La puce fonctionne à 50 MHz avec un pipeline à 9 étages. Les résultats montrent que l'innovation architecturale, et non le parallélisme de force brute, peut offrir des gains d'ordres de grandeur pour des charges de travail computationnelles spécialisées.
Des modèles du cerveau aux interfaces cérébrales
Science a publié un article de perspective d'accompagnement décrivant le travail comme un changement de paradigme. Les implications vont bien au-delà de l'application de modélisation cérébrale démontrée. La dynamique neuronale au niveau de la milliseconde ouvre la porte aux interfaces cerveau-ordinateur en temps réel, aux jumeaux numériques du cerveau pour la médecine personnalisée, aux systèmes de navigation neuronale pour la chirurgie, et au diagnostic intelligent des maladies neurodégénératives telles que Parkinson et Alzheimer.
Les puces neuromorphiques traditionnelles d'Intel (Loihi) et d'IBM (TrueNorth) se concentrent sur le calcul basé sur les spikes, bien adapté à la classification et à la reconnaissance de motifs. La puce de l'Université de Pékin aborde une niche différente : la résolution itérative en temps continu d'équations différentielles qui sous-tendent les modèles neuronaux biophysiques.
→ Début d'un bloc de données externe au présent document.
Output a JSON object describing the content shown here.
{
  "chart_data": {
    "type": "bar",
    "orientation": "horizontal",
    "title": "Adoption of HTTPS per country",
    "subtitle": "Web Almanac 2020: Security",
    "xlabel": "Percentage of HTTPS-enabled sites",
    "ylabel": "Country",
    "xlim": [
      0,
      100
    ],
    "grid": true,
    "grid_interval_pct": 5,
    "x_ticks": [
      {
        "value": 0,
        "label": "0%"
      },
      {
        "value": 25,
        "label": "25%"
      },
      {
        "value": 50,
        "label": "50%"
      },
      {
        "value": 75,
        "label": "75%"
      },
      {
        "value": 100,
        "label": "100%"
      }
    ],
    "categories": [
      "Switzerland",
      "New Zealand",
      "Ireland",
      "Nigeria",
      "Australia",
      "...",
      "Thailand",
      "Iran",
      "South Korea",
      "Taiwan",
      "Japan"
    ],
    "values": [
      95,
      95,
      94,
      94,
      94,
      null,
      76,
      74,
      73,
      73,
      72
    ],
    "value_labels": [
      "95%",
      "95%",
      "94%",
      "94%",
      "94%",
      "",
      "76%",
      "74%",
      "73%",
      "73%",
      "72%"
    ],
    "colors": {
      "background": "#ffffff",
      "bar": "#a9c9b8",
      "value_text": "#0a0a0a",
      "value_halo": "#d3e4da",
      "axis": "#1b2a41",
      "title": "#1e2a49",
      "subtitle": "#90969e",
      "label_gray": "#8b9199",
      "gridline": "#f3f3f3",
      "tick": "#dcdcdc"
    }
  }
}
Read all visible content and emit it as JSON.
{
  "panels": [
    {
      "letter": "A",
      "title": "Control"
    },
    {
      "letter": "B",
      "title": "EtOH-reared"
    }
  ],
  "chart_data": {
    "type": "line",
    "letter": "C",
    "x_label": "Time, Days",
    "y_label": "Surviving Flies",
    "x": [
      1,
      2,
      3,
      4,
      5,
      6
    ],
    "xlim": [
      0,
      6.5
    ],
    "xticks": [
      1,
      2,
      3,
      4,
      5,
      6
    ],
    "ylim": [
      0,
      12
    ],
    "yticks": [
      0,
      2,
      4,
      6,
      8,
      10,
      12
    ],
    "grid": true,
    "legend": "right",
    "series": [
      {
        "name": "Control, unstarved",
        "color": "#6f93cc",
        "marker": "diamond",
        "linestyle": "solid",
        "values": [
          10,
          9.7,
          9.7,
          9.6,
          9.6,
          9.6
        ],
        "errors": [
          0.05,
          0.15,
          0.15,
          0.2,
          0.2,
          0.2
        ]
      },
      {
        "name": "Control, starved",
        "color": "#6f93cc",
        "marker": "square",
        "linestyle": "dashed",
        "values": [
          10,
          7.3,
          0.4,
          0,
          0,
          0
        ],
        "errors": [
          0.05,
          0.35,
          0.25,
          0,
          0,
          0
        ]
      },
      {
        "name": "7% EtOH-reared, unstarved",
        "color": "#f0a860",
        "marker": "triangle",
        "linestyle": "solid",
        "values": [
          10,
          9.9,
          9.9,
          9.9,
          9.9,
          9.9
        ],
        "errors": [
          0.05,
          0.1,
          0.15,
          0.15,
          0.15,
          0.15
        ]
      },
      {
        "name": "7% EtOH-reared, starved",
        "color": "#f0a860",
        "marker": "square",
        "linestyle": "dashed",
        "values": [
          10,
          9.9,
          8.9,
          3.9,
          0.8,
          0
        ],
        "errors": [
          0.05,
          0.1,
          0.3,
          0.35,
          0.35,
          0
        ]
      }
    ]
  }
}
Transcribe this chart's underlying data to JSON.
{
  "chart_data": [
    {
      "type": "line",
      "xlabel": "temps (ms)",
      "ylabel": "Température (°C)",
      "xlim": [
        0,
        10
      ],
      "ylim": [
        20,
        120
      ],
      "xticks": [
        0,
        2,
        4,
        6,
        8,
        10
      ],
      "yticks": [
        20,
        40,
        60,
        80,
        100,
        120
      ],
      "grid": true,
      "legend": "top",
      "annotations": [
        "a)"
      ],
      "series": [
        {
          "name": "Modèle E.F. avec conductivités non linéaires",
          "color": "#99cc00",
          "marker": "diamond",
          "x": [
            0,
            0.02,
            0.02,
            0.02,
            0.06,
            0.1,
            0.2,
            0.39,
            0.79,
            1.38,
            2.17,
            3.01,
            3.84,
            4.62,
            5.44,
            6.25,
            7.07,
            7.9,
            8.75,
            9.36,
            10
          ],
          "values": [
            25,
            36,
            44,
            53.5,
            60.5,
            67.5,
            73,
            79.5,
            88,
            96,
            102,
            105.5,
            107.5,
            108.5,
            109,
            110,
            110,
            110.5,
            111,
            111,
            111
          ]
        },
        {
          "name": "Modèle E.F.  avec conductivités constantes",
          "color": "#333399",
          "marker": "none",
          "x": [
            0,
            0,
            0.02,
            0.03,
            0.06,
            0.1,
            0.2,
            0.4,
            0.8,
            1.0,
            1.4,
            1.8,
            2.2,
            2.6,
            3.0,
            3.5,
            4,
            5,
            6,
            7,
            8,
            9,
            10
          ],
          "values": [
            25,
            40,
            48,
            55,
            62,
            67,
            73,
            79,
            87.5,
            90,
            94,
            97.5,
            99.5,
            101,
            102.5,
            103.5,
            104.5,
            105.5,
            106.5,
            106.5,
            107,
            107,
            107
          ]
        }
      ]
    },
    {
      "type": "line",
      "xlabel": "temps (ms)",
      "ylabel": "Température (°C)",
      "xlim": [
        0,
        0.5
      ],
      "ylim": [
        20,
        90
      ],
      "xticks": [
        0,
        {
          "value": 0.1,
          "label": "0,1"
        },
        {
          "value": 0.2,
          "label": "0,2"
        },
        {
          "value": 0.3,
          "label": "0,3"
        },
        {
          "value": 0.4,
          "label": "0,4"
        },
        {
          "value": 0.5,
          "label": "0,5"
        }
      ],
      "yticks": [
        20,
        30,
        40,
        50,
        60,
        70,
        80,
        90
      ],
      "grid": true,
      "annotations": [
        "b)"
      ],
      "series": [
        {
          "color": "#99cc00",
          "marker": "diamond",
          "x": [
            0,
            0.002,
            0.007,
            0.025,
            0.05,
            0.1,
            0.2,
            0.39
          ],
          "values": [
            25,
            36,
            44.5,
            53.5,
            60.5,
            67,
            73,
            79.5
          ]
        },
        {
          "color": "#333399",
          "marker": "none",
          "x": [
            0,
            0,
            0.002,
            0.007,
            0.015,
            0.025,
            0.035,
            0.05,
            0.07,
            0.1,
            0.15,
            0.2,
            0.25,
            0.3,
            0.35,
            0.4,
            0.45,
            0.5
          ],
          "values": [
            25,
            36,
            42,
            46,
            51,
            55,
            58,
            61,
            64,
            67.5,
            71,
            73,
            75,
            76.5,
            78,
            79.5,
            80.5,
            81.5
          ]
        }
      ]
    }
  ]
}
Cela la place dans une catégorie distincte à la fois des GPU conventionnels et des accélérateurs neuronaux à spikes.
La recherche a été soutenue par le programme New Cornerstone Investigator, le programme national clé de R&D, la Fondation nationale des sciences naturelles, et le laboratoire clé du Guangdong pour les puces de calcul en mémoire.
Alors que l'industrie des semi-conducteurs lutte avec la fin de la loi de Moore, la puce offre un aperçu d'une trajectoire alternative : une où la physique des dispositifs, plutôt que la densité des transistors, entraîne l'amélioration des performances.